When society attacks

In the wake of the great English smartphone riots, gelatine-fizzog’d brayer David Cameron concocted a splendidly vivid mixed metaphor:

Social problems that have been festering for decades have exploded in our face

Or is that a mixed metaphor? Perhaps the explosion was one of pus, the pus having built up in the festering wound, rather than an orange petroleum-fuelled explosion of the sort that everything makes in movies when you blow it up, including tanks of water and trees? Meanwhile, the idea that “our face” is singular, that the whole of society shares one face, is rather horrific. (Especially if that face is David Cameron’s.)

Most interesting, perhaps, was Cameron’s glib incitement of a social fightback, invoking the chaotic vigilante justice by underdogs-who-just-can’t-take-it-any-more of fightback, while simultaneously clawing back that plainly irresponsible suggestion with the rhetorically softening epithet social. (That Cameron wants to start a massive fightback against “ideas”, rather than, say, a reasoned argument, is depressingly revealing.) “Fightback” is also a helpful close cousin to the populist and antilegal concept of payback, as in community payback and Nick Clegg’s hilarious proposal for riot payback. Perhaps if everyone who joined up to the social fightback that Cameron incited did so while wearing a full-faced David Cameron mask and a gimp outfit, that would “send” the right “message”.

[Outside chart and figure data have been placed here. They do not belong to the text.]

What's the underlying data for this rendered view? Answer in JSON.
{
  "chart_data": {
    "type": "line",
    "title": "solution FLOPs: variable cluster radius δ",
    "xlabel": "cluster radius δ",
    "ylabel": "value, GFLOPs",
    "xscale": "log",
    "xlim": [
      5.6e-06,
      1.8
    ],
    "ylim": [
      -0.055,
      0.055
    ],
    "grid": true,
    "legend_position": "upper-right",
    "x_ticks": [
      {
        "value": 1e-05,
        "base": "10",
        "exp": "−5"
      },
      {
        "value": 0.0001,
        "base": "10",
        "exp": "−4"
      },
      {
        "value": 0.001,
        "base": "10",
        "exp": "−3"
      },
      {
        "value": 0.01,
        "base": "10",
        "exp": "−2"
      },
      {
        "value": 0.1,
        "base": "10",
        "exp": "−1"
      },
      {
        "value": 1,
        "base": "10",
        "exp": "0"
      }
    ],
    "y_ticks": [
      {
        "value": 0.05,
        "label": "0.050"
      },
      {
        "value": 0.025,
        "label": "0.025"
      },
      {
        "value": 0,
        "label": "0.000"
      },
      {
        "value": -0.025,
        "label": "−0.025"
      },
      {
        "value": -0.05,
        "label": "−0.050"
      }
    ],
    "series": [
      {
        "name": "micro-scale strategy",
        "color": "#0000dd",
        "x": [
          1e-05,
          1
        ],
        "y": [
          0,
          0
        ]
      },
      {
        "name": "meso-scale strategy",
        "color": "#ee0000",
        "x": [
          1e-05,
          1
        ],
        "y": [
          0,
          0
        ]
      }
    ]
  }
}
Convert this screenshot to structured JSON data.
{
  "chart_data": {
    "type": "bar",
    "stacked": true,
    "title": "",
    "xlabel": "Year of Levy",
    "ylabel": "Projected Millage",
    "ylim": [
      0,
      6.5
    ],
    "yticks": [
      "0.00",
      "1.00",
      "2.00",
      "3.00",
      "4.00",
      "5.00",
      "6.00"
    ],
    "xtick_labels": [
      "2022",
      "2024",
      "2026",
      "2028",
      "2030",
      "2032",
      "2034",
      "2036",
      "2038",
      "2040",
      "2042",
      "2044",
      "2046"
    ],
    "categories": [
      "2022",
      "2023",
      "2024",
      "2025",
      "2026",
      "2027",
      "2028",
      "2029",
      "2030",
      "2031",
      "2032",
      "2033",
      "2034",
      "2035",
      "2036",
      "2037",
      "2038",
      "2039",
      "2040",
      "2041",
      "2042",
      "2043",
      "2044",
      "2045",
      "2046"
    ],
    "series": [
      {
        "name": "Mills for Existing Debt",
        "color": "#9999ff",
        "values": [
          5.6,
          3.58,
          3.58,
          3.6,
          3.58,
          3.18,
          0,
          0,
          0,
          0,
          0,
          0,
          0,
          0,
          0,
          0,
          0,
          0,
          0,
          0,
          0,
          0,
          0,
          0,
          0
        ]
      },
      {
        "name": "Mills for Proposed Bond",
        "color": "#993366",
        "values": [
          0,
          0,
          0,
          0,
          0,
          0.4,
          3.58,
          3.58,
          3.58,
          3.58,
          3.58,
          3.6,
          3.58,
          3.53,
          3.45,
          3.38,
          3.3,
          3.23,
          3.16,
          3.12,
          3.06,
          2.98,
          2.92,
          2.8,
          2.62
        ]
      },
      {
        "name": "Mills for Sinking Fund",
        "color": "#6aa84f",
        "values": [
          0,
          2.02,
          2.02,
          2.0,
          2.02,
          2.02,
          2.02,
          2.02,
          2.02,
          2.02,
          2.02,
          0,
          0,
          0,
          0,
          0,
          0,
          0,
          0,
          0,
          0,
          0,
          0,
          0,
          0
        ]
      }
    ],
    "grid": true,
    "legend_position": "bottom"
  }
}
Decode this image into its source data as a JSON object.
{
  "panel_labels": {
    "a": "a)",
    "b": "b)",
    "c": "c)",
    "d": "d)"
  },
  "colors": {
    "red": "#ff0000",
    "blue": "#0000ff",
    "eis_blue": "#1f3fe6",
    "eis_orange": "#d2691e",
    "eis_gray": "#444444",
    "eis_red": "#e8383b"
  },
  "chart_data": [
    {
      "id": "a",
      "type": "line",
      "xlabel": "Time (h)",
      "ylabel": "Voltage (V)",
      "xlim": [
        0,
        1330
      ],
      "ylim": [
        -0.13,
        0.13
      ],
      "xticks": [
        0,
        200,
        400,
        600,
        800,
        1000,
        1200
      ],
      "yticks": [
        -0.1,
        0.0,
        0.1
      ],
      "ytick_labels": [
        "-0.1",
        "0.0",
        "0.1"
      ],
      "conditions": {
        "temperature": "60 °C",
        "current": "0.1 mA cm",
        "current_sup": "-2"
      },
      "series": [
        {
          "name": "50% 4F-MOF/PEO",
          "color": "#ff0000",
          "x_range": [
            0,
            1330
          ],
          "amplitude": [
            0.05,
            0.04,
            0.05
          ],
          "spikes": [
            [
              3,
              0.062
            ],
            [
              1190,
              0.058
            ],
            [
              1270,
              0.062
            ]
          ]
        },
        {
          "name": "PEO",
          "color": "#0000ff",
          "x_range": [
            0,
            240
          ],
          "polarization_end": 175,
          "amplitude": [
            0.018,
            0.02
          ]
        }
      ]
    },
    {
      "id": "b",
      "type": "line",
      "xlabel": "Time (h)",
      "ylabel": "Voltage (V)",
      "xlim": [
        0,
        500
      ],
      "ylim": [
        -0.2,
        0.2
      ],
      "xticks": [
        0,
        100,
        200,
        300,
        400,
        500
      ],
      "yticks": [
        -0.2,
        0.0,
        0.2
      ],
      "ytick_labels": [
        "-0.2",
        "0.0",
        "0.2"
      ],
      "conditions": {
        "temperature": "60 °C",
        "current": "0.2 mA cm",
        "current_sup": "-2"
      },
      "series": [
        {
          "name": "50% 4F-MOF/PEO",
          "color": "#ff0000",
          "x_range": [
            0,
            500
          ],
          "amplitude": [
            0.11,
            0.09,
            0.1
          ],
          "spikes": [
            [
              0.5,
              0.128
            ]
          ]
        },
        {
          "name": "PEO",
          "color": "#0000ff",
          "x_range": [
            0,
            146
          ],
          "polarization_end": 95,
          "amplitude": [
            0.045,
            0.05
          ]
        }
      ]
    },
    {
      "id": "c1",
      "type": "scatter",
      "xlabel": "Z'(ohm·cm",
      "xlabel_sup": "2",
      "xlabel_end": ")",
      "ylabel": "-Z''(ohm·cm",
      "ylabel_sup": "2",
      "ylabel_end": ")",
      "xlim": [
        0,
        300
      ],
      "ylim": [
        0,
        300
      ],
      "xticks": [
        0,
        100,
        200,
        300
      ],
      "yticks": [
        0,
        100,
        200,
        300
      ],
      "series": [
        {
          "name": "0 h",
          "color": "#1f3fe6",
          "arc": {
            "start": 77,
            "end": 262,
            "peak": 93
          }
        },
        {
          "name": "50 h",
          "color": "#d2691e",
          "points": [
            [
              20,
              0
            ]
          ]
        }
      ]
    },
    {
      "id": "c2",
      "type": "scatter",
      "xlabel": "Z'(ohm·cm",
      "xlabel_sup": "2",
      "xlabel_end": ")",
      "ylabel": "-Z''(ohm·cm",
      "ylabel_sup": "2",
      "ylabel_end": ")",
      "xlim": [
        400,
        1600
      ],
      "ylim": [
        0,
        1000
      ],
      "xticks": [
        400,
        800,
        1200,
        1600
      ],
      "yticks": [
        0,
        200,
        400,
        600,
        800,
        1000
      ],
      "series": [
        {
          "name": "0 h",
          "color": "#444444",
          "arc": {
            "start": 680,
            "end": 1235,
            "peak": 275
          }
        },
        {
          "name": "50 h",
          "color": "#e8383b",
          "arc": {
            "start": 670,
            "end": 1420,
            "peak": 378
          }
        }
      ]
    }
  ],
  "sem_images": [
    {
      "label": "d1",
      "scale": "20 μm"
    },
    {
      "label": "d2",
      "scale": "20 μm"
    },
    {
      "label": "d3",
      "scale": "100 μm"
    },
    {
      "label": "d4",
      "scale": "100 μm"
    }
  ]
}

Meanwhile, in other Unspeak-related developments: there is a new website called newswordy, which picks a topical word, giving current citations from news or Twitter, and gives a short definition of it. It sometimes confuses parts of speech (“vindication” is said to mean “to clear”), and makes no attempt at analysis whatsoever, prompting one to wonder what exactly the point is. It’s beautifully designed, though, isn’t it?

In vocabulary news, the new COED includes the words sexting and cyberbullying, while Collins has decided that words including aerodrome and supererogate are defunct. I call on the Unspeak™ Community™ to use them daily from now on.

Lastly, from the LRB, one learns that philosophising was “Mary Wollstonecraft’s euphemism for sex with William Godwin”. Have you done any philosophising lately, readers?

8


Three seven five

The price is right

I was “browsing” in a shop the other day, when my companion enquired as to the price of a piece of leather merchandise. The shop assistant told us the price, not by saying the actual number, but by uttering single digits: “Three seven five.” This is an increasingly common and delightfully transparent strategy of commercial Unspeak, whereby the hearer is discouraged from conceptualizing the figure as a real sum of money (“Oh em gee, three hundred and seventy-five pounds!?”). Instead one may merely relax into the mellifluous recitation of single integers, as though a savant somewhere is reciting the million-and-nth digits of pi tau; one may even imagine one’s own decimal point, placed anywhere in the series that makes it seem more agreeable; and, as my companion noted, if the reciter speaks slowly enough, it seems possible for the merchant to hope that you will have forgotten the first digit, and the total number of digits, by the time the speaker arrives at the last. ((On the other hand, I have noticed that car prices in TV ads tend to be announced along the lines of “Ten nine nine five”: perhaps for a series of five digits or longer, the worry is that the listener could be confused into thinking that the price is an order or two of magnitude greater than it is.)) I expect that soon some enterprising emporium will instruct its associates to communicate prices in binary?

What other rhetorical strategies of price obfuscation cause you to buy nice things, readers?